En las imágenes, que recién tuvo el coraje de mirar en mayo de 2022, “estoy inerte, en mi cama, mientras alguien me viola. Son escenas de barbarie. Mi mundo se desmoronó. Todo lo que construí en 50 años… Francamente, son escenas de horror”, asegura.

“Verme tratada como una muñeca de trapo… No sé cómo lo pude soportar”, repite.

Tres semanas después de comenzado el juicio, Gisèle Pelicot llega cada día al tribunal con la cabeza alta y actitud hierática. Pasa, sin un gesto en la cara, en medio de los coacusados que llenan la sala Voltaire donde se realizan las audiencias y se sienta a la izquierda de la corte, exactamente enfrente de su exmarido, ubicado en un box de vidrios blindados y custodiados por tres policías. Imposible saber si se miran. Si después de haber compartido 50 años de vida común hay algún gesto, alguna mueca, algún movimiento muscular que consiga conectarlos.

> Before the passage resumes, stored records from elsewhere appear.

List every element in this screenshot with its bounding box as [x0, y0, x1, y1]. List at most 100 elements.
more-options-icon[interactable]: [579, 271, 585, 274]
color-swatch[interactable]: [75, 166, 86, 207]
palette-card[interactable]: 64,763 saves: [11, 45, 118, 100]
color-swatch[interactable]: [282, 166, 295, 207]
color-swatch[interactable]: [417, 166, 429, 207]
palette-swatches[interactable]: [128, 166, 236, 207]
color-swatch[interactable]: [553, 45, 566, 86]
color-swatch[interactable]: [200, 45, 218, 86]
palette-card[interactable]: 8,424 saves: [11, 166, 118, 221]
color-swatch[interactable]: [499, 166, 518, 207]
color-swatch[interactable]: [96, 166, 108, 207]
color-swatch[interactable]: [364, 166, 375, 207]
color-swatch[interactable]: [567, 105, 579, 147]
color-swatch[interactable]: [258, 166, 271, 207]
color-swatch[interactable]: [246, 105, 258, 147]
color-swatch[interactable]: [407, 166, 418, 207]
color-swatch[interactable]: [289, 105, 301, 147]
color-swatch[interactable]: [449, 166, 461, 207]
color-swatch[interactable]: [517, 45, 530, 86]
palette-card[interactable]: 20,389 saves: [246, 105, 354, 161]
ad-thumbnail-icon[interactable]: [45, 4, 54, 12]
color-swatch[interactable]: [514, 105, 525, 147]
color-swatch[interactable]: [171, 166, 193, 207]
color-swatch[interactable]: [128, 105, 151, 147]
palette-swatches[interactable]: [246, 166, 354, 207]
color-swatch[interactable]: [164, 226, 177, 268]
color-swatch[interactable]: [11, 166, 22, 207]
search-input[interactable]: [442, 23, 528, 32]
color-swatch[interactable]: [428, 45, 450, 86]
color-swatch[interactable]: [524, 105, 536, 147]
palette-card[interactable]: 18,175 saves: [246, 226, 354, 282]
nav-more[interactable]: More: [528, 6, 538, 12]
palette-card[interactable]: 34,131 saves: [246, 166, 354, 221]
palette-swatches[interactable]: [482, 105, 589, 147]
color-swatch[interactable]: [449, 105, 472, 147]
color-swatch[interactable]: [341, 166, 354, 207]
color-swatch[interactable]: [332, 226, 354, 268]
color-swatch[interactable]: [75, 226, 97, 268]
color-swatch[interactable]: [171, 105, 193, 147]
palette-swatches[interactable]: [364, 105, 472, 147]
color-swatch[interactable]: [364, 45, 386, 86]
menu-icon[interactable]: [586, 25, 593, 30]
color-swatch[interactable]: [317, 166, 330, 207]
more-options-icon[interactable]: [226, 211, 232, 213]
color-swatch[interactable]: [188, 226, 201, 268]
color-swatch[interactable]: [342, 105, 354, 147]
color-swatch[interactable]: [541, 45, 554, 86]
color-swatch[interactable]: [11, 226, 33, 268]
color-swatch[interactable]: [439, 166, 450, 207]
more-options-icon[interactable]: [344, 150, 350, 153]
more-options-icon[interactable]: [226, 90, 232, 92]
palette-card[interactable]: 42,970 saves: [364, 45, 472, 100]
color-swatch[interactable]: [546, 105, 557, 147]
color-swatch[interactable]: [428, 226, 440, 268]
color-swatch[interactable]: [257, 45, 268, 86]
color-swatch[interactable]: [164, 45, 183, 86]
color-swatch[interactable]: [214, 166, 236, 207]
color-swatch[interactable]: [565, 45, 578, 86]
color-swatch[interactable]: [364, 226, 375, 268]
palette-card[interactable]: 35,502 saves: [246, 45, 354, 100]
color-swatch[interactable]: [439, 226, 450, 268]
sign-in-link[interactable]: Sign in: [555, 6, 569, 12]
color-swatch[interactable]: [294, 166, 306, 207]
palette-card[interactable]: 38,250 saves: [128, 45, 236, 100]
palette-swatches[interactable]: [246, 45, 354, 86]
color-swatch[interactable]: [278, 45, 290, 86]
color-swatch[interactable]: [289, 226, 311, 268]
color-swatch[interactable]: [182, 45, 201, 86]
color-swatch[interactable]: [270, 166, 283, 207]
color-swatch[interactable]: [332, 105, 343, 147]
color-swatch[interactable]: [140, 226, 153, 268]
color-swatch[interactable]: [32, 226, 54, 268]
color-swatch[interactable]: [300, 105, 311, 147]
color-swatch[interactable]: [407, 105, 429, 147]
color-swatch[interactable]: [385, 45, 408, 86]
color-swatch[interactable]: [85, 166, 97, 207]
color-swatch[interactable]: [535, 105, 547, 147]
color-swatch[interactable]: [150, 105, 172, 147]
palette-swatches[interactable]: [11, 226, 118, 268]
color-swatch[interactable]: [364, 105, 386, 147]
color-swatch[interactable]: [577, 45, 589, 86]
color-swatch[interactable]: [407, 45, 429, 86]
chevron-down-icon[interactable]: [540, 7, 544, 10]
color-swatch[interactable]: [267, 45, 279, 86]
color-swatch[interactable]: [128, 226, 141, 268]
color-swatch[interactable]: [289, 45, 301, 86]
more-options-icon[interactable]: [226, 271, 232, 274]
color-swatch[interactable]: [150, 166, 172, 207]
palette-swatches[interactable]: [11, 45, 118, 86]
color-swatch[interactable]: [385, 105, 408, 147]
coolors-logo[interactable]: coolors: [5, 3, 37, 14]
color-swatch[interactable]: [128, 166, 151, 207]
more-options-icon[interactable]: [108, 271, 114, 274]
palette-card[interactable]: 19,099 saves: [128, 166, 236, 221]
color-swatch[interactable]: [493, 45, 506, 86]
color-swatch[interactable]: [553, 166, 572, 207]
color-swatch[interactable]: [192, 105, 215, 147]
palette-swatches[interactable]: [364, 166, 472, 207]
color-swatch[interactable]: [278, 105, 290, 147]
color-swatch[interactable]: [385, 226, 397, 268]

Por el contrario, parece observar con mucha atención a sus violadores, que también están ahí. Tienen entre 26 y 74 años, la mayoría son hombres casados, padres de familia, con hijos. Son camioneros, comerciantes, enfermeros, técnicos, vendedores, militares o desocupados. Del total, solo 21 admiten la violación. Como el resto de los presentes en esa sala demasiado exigua para tanta gente —y con mucha más razón— debe preguntarse una y otra vez por qué cada uno de ellos fue capaz de pasar al acto y tratarla como un simple objeto, prescindiendo ferozmente de su voluntad.

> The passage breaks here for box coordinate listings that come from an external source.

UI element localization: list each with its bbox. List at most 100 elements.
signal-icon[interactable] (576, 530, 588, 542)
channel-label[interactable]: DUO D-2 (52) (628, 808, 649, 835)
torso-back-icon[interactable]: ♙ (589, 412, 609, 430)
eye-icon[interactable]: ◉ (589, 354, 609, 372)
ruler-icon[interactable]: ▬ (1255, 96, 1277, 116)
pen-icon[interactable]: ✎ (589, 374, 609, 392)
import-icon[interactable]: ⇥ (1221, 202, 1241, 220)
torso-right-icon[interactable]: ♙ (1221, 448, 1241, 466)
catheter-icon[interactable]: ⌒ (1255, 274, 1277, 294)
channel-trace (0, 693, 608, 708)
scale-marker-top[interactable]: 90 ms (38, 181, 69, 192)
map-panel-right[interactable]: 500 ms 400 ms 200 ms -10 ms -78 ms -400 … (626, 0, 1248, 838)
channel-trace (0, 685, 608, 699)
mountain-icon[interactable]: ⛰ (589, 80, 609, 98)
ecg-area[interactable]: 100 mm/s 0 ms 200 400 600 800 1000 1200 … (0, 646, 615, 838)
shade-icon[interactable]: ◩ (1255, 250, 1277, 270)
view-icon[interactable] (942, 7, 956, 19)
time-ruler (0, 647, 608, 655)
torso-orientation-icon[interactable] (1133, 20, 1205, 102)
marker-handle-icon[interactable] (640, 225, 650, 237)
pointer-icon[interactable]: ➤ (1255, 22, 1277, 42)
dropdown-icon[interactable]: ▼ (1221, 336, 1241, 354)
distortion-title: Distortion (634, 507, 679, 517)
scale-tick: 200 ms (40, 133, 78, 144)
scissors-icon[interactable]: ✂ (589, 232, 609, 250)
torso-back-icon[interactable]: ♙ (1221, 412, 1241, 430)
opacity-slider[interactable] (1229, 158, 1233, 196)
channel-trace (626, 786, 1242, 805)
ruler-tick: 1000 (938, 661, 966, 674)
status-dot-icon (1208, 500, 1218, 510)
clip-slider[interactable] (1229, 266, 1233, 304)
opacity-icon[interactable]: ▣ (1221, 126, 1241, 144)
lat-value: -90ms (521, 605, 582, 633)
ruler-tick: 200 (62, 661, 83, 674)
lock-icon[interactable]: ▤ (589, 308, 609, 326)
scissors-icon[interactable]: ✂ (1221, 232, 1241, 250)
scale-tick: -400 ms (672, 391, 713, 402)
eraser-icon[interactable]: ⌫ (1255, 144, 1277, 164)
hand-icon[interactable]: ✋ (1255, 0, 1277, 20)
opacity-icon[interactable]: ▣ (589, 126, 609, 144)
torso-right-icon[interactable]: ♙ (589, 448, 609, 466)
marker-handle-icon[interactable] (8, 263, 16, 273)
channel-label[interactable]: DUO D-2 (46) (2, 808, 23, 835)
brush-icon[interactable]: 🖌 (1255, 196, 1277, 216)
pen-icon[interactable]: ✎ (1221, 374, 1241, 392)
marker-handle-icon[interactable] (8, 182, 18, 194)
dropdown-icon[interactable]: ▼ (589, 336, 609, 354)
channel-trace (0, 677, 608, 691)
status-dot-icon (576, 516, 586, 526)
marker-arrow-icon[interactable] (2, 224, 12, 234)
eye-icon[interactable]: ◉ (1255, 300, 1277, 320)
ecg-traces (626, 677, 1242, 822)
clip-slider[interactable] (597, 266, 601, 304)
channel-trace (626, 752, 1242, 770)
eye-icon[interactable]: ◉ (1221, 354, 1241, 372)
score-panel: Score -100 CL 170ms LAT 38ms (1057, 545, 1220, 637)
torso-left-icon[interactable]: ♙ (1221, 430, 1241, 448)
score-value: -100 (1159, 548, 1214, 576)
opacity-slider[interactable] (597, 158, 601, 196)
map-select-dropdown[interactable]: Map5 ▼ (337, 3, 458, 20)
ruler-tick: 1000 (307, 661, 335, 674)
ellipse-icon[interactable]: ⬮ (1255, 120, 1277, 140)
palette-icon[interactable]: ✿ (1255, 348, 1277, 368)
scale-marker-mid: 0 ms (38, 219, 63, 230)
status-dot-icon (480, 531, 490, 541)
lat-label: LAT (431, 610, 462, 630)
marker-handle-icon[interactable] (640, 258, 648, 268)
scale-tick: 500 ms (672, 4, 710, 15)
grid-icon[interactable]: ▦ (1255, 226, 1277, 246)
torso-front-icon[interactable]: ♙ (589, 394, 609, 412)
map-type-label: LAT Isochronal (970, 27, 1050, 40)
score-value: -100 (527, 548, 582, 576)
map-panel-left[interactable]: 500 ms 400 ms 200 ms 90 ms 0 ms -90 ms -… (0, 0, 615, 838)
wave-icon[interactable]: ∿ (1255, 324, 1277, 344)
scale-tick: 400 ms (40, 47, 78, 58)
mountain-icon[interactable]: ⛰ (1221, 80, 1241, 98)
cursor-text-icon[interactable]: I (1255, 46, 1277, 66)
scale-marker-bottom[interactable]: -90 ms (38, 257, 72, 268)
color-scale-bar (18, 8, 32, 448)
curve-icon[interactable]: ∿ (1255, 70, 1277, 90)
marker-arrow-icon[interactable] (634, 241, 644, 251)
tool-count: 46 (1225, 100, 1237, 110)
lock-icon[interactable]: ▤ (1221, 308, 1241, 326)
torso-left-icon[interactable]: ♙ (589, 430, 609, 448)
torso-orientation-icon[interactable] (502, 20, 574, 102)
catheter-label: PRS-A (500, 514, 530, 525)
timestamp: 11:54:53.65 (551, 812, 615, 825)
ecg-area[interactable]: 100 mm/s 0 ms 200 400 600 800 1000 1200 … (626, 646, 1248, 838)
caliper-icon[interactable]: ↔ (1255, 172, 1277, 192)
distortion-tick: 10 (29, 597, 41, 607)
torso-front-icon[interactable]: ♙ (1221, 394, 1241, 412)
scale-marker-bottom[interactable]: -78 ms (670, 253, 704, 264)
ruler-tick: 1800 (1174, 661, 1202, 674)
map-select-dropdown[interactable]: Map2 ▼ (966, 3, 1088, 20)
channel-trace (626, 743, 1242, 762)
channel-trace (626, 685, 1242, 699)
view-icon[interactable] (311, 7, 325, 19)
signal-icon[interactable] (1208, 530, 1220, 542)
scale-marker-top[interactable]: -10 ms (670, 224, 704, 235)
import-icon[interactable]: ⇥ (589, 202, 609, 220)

Es probable que esa sea la razón por la cual Gisèle Pelicot quiere llegar hasta el final, cuando a comienzos de diciembre la justicia dé su veredicto, que podría enviar a sus agresores a la cárcel, hasta por 20 años de reclusión. Está decidida a que todos estos meses de viacrucis sirvan para mostrar la crudeza y el horror de una violación.